Он сглотнул и произнес со вздохом:
— Извини… папа! — Последнего слова почти не было слышно.
— Говори громче, ублюдок!
— Извини, папа!
Верзила заметил мелькнувшую в глазах ребенка ненависть. Именно ненависть. Он не ошибся! Ему стало не по себе, но тут же он ухмыльнулся, показав желтые от табака зубы. Подумаешь, какой-то заморыш, всего-то килограммов тридцать весу! Он вытаращил глаза и, сделав свирепое лицо, чтобы окончательно запугать малыша, заявил:
— Не забывай, парень.
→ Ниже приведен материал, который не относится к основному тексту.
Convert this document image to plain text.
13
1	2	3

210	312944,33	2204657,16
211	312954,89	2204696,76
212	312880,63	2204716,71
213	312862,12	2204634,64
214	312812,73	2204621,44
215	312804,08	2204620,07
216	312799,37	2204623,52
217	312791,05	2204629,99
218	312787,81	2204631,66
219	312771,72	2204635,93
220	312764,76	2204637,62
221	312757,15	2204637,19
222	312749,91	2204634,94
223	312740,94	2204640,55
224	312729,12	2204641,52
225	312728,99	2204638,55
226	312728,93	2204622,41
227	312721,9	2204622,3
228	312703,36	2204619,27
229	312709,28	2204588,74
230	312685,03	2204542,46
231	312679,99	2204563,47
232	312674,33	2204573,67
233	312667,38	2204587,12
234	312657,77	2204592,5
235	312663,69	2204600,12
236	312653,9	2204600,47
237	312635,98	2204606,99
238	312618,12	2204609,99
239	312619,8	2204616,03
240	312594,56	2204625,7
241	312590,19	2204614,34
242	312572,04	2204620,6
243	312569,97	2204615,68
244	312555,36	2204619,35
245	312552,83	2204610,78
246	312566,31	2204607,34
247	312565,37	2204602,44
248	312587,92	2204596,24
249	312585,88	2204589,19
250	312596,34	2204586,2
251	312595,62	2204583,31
Ты должен называть меня только папой! — Он ткнул пальцем в Джорджа и перевел взгляд на Нэнси. — А где твой паршивый чай? Чем возиться с этим дерьмом, занялась бы лучше делом!
Нэнси отпихнула Джорджа и с воинственным видом встала перед верзилой.
— Не смей так со мной разговаривать, Берт Хиггинс!..
Он привстал со стула, развернулся и двинул ей в лицо кулаком.
— Хочешь, чтобы тебя поучили, Нэнс? Щенков ты, может, и способна плодить, а вот командовать мной — это уж нет! Извини!
Джордж не спускал глаз с лица матери: она колебалась — сражаться или отступить? Как обычно, верх одержал борцовский темперамент, и Джордж опрометью выскочил из кухни как раз в тот момент, когда мать, схватив со стола заварочный чайник, запустила им в Берта.
Прыгая через две ступеньки, Джордж забыл о своих синяках и в панике помчался наверх, подальше от этого ужаса. В спальне, которую они делили с Джозефом, Джордж попал прямо в объятия сестры и, услыхав грохот внизу, снова разразился рыданиями. Эдит гладила его по коротко остриженной голове, всякий раз вздрагивая, когда из кухни доносился звон разбиваемой посуды. Джозеф, будто окаменев, лежал на кровати, уставившись в потолок. Эдит охватило отчаяние.
— Боженька милостивый, — молила она, — сделай, пожалуйста, так, чтобы наши мучители сдохли!